Not Oracle. Following the lead of Larry Ellison, they name their competitors and openly discuss the game of competing. Take the recent (March 20, 2007) Oracle analyst conference on fiscal Q3 2007 results (see my summary). Oracle had a great quarter, but that was not crowing enough.
BEA makes "middleware" or application servers. Basically, this is complex software that sits on top of the operating system (usually Linux or Unix) and allows applications (Web services, for instance) to work efficiently for large numbers of users. Some say that it is unnecessary: a good operating system should handle the job. Still, billions of dollars worth of this software is sold every year. According to Oracle spokespeople, BEA's revenues from middleware grew 8% this last year. Oracle, a late-comer to the middleware game, had a growth rate of 82% and now has higher middleware revenues than BEA. Another big middleware competitor is IBM.
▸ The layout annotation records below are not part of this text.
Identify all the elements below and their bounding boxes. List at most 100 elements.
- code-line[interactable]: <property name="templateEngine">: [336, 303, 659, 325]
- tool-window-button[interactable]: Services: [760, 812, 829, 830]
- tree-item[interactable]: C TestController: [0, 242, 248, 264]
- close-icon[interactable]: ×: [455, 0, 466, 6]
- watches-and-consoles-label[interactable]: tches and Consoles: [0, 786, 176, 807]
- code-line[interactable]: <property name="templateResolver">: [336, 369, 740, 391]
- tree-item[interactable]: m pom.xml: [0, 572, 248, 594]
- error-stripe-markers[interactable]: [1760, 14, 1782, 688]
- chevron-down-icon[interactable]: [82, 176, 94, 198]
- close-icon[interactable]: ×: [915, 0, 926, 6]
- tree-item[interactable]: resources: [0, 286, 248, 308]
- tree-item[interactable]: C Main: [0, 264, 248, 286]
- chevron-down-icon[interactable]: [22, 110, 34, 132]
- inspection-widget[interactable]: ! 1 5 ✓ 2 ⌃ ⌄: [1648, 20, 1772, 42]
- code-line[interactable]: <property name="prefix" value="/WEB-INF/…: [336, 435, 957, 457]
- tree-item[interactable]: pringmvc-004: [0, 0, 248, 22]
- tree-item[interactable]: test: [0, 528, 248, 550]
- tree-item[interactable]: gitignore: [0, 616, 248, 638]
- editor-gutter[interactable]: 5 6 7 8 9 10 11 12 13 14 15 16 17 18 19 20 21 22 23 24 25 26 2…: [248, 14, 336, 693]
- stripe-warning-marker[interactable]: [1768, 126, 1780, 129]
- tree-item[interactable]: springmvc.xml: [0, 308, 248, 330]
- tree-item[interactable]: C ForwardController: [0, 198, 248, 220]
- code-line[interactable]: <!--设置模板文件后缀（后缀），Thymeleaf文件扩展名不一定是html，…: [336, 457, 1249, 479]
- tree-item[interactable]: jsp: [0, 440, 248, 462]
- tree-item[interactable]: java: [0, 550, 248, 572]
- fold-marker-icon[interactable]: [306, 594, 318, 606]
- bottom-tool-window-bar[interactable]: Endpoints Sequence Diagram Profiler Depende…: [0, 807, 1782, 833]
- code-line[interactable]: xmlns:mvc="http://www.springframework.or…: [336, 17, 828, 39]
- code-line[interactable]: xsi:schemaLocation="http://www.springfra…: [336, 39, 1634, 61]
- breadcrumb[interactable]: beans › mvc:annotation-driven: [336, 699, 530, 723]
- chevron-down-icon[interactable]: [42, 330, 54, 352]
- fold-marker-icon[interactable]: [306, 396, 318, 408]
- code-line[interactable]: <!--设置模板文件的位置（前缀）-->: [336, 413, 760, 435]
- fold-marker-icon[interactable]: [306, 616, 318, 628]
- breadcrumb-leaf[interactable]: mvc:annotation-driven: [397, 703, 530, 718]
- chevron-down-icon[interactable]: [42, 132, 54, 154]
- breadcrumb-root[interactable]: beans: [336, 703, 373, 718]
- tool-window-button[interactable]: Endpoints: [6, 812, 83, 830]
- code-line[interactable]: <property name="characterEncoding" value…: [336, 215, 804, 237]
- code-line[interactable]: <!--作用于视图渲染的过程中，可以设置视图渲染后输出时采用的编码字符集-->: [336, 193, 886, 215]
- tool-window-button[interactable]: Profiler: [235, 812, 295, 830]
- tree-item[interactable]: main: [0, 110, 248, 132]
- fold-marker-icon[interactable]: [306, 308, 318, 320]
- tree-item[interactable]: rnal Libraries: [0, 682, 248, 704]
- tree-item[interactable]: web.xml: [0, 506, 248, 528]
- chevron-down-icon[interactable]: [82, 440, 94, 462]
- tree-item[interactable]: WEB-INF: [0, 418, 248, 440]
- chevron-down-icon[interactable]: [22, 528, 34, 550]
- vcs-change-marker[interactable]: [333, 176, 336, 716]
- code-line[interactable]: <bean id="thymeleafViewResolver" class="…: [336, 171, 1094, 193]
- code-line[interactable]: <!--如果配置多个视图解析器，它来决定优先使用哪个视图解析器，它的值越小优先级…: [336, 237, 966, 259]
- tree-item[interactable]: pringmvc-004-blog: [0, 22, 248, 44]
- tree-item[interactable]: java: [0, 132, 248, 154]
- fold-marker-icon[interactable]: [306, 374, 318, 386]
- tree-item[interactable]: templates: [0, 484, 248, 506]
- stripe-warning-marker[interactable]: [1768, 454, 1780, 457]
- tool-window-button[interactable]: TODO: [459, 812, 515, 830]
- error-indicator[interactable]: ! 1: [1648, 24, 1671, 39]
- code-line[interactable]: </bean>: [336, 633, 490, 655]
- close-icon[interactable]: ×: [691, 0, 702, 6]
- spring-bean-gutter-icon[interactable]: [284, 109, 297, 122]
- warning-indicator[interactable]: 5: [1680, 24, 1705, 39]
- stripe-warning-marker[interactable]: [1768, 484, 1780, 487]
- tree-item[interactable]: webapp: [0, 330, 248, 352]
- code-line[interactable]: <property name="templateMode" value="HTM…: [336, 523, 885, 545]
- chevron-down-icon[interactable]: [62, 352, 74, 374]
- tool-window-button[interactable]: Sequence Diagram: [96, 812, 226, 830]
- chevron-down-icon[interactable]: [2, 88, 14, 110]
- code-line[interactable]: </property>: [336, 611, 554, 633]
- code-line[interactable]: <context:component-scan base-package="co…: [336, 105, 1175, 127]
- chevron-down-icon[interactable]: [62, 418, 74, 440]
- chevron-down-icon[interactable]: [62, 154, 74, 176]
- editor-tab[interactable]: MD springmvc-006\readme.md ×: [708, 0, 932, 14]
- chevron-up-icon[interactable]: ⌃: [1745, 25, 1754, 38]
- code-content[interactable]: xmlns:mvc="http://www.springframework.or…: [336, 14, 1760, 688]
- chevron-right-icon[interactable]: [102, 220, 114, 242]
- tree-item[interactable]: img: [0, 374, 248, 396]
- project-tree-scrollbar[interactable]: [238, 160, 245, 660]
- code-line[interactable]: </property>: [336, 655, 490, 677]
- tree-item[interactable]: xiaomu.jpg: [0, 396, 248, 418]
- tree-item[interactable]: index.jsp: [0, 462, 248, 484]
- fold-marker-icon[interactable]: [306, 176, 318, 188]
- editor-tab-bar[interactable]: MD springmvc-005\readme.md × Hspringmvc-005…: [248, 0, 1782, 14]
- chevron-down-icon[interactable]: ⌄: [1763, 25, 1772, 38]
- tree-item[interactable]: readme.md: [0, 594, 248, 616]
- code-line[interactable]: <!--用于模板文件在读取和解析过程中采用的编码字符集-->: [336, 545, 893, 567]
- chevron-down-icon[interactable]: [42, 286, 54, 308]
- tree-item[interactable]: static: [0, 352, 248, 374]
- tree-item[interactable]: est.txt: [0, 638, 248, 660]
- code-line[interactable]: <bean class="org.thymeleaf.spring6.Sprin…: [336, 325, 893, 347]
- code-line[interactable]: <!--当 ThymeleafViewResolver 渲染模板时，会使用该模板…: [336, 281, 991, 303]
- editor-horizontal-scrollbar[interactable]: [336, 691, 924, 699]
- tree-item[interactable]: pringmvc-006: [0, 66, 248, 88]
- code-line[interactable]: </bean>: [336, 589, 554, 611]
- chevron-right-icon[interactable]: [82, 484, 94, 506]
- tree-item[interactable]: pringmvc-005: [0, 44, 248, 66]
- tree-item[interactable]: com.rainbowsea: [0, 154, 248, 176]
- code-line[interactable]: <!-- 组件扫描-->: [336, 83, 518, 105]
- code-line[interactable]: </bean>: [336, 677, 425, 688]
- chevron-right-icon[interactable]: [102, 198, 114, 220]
SAP, on the other hand, is known for its ERP (enterprise resource planning) software, and it makes related software like CRM (customer resource management). Oracle bought Seibel, the big CRM player. Combining Seibel's capabilities with Oracles database prowness and making a unified suite of ERP/CRM products, Oracle is now Number 1 in CRM market share, grew this segment by 57% over the year, and is looking to eventually take the number 1 ERP spot from SAP. Given the two-decades of grumbling I have heard about SAP, this is not impossible.
Oddly, there was little mention of Microsoft, a favored recipient of Oracle bashing. In the CRM/ERP market Microsoft is a relatively new entrant and is mainly targetting businesses smaller than Oracle and SAP provide services for. Of course that has usually been Microsoft's manner of entry: start with very small businesses, improve and learn, migrate up the gravy train as those small businesses grow.
It is also notable that Oracle is targetting specific industries (like finance and oil) with ERP/CRM products designed for those industries. Many small players like CDC Corporation (CHINA) have been successful with this strategy, but Oracle can immediately go after the largest corporations.
Oracle, once just a database company, has clearly succeeded in building a suite of products that work well together and meet the needs of medium to large businesses.
I do not currently own Oracle stock (or BEAS or SAP), but I do own a bit of Microsoft (MSFT).